In doing so, the administration has seeded precedents that advance a right-wing feedback loop: During oral arguments, Justice Brett Kavanaugh pointed to the fact that the NCAA and the USOPC now bar trans women from competing as evidence that “allowing transgender women and girls to participate will undermine or reverse that amazing success” — omitting any mention that these groups were pressured to do so. The mere existence of anti-trans laws and policies, passed at the behest of right-wing groups, are now being offered as proof of their own legitimacy.
Female athletes have always been the subject of intense scrutiny, and sports are so interlaced with confused ideas of gender and sex that, at the beginning of the 20th century, newspapers like the Daily Herald insisted that athletic competition would turn women intolerably “masculine,” creating a “new type of human being, neither male nor female.” But perhaps the modern era of scrutinizing women’s bodies in sports started in 1936, after Helen Stephens, a cis American sprinter, won gold at the Berlin Olympics. European newspapers accused her of being a man, pointing to her biceps and deep voice as proof that she had transgressed the boundaries of femininity. Stephens’s gold medal stood, but a group of sports officials successfully whipped the controversy over her victory into the first policy requiring medical examinations of women athletes. Thereafter, track-and-field officials could strip test any woman about whom there were “questions of a physical nature.”

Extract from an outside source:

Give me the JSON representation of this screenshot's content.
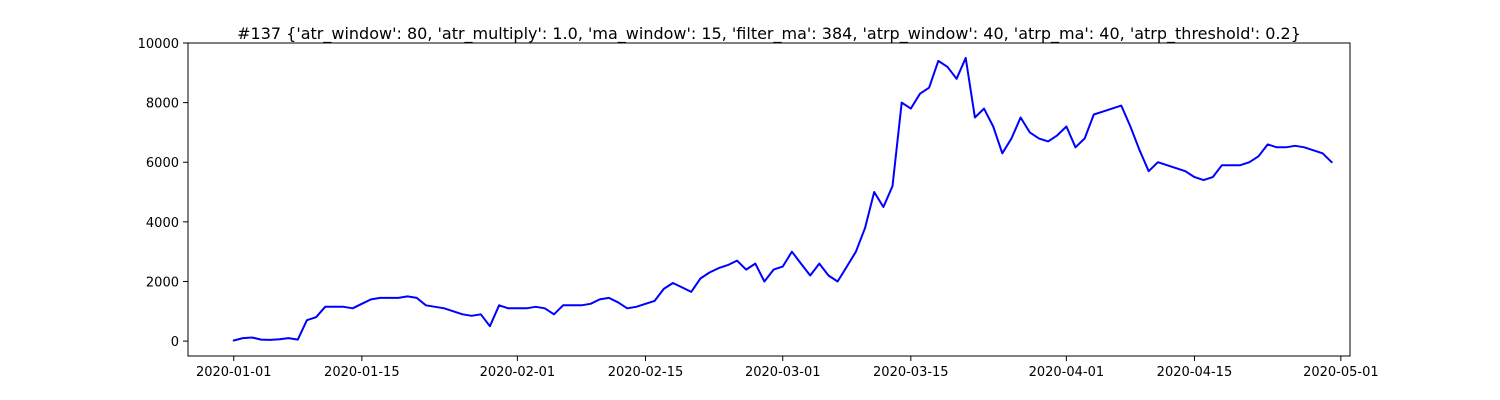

What followed were decades of criticism from doctors, including from the American Medical Association, that led elite sports bodies to largely phase out sex tests by around 2000. Now, because of the current anti-trans panic, they are embracing bodily surveillance once again. Next month, at the Winter Olympics in Italy, all women skiers and snowboarders will be forced to sit for DNA tests that would effectively exclude anyone with a Y chromosome from competition. The tests have also received endorsements from World Athletics and World Boxing; Kirsty Coventry, the new leader of the International Olympic Committee, has promoted a “scientific approach” to “protect the female category.”
The downwind effects seem imminent. Conservative activists in Washington State have submitted more than 400,000 signatures supporting a ballot measure that would require verification of a student’s biological sex, including genital inspections, to participate in school sports. A similar policy was included in the original version of Ohio’s bill to ban trans women and girls from school sports, though it was eventually spiked. While advocates frame these sex-testing policies as a way to safeguard women’s access to sports, increasingly, the opposite seems to be true. In Edmonton, Canada, a recent requirement that the parents of girls ages 12 and up present a form attesting that their child is “of the female sex at birth” led to a decline in enrollment. Rather than deal with constant scrutiny of their bodies, many girls may just opt to abandon sports entirely.